Chronic Marriage is one of my favorite blogs to follow. It’s one of only two (that I know of) that focus on what it’s like to deal with chronic illness within a marriage. Not long ago she shared a post about “Why Friendships are Important to Your Marriage“. There were a couple of statements she made that really caught my attention.
“When we live with chronic illness, many of us tend to pull back and isolate ourselves. While resting and giving ourselves time to recover from pain is important, so is not making isolation a way of life.
Too many times though, we’re convinced we make for lousy company and that we’re better off alone; alone that is except for the company of our spouse. “
Yup. That about covers it. Honestly, there are times that I would pull back and isolate myself even from my spouse. The only reason I allowed his company was because he lives here. Even so, during my worst days there were so many nights where he’d come home and I’d tell him he should really go out and play pool, or do something, anything so that he did not have to be here, looking at me, worrying about me. I didn’t want people asking me how I was (I was tired of giving the same answers), touching me (that hurt), or worrying about me. At least I didn’t want to have to think about them worrying about me.
Do you worry about losing friends to your chronic illness?The truth was that I needed him, but I needed others, too. Unfortunately, I didn’t really have anyone I felt like I could call on to be there for me in the way that I needed. I felt like anyone that was around would just be negatively affected by how I looked and felt, and that would just make me feel worse. There were a few times where my mom came over and just sat with me and watched TV, just held me (when she could). But, that made me feel bad (guilty), too. Because, I was making her hurt, and she had enough on her plate already.
Once I improved enough that I felt like getting out occasionally, I finally did reach out to a couple of friends. One or two were great and I could sit and talk to them. They were ill, too. And we could talk about our illnesses, or random life, or nothing at all. There were others that I realized I didn’t need to spend time around, because their negativity affected me negatively. I found that I had new priorities in choosing friends. That it’s important to choose them wisely. But, most importantly, I found that spending time with good friends makes a huge different in how I feel. I need that time with friends to recharge, to feel better mentally and emotionally. I need that connection with someone other than my husband and my mom (who is one of my best friends). We all need that. Social media gives us some of that, and allows us to make friends with people we will never meet in person. But, there is something different about one on one social time with real friends in person. It provides us with a connection to the world (and to ourselves) that we can’t get in any other way. These days I have a few more friends that I know I can call on when I need someone to talk to, or just someone to spend time with (and I hope they know that I will be there for them, as well). I don’t spend as much time with them all as I would like, but I try to spend time with friends at least once a week.

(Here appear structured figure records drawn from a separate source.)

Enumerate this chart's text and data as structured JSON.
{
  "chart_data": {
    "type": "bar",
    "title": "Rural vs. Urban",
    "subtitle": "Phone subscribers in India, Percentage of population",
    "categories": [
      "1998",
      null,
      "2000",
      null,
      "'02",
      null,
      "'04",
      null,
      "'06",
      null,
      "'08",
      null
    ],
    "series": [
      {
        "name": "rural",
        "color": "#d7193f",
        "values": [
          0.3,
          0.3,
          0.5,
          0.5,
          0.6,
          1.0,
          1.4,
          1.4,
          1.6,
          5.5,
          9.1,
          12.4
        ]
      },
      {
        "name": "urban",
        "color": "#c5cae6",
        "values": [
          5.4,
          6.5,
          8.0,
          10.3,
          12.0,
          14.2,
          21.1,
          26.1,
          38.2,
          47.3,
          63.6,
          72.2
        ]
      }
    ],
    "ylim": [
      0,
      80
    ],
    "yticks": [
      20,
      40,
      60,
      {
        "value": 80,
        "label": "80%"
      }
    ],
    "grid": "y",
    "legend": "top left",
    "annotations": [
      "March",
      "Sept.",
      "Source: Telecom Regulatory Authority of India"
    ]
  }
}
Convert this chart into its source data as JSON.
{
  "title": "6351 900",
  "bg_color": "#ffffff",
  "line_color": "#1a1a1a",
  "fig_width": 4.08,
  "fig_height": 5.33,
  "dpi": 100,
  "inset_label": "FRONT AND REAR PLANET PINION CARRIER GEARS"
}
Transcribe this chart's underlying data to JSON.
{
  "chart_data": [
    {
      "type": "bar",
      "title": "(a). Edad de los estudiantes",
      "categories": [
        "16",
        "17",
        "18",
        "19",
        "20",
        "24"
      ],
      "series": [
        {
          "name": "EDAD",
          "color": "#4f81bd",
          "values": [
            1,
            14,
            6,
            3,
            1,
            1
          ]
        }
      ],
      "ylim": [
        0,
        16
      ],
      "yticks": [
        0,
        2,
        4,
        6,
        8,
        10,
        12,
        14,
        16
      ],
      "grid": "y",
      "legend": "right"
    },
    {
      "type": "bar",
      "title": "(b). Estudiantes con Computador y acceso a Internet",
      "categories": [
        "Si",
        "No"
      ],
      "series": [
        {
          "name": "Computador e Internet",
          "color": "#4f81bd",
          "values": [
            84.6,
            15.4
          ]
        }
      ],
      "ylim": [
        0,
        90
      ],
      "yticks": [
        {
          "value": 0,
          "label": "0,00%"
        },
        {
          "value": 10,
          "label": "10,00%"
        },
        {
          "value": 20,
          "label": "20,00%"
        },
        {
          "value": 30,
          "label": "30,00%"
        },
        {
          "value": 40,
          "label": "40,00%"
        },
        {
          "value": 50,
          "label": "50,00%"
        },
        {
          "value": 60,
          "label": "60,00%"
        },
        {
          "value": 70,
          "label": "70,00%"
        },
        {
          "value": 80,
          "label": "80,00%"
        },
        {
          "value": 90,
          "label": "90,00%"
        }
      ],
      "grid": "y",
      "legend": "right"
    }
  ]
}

What about you? Have you had to adjust some of your friendships due to chronic illness? Do you make time for a few solid friends?
How important is time with friends to your mental / physical health?
Tracy Lee Karner says
FMS completely changed my priorities regarding friendships. I simply don’t spend time with people who effect me negatively; and I’ve gotten ruthless about it. I’m not impolite, but I’m strong in my refusal.
This is a complete and total turn-around for me. Before FMS, I felt obligated to spend time with anyone who wanted my time. Now I see that friendship has to have mutuality and equality, otherwise the relationship is something other than friendship.
Julie says
I didn’t have a lot of friends when I was younger, so I was a lot more willing to accept those who would accept me. Then I realized that one of my “best” friends throughout school was a fair-weather friend who only called me when she didn’t have someone “better” to call on. That was the end for me. The older I’ve gotten the more I’ve realized that it doesn’t matter how many friends I have but it does matter that it’s mutual and that we both put forth the same amount of effort towards an equal relationship.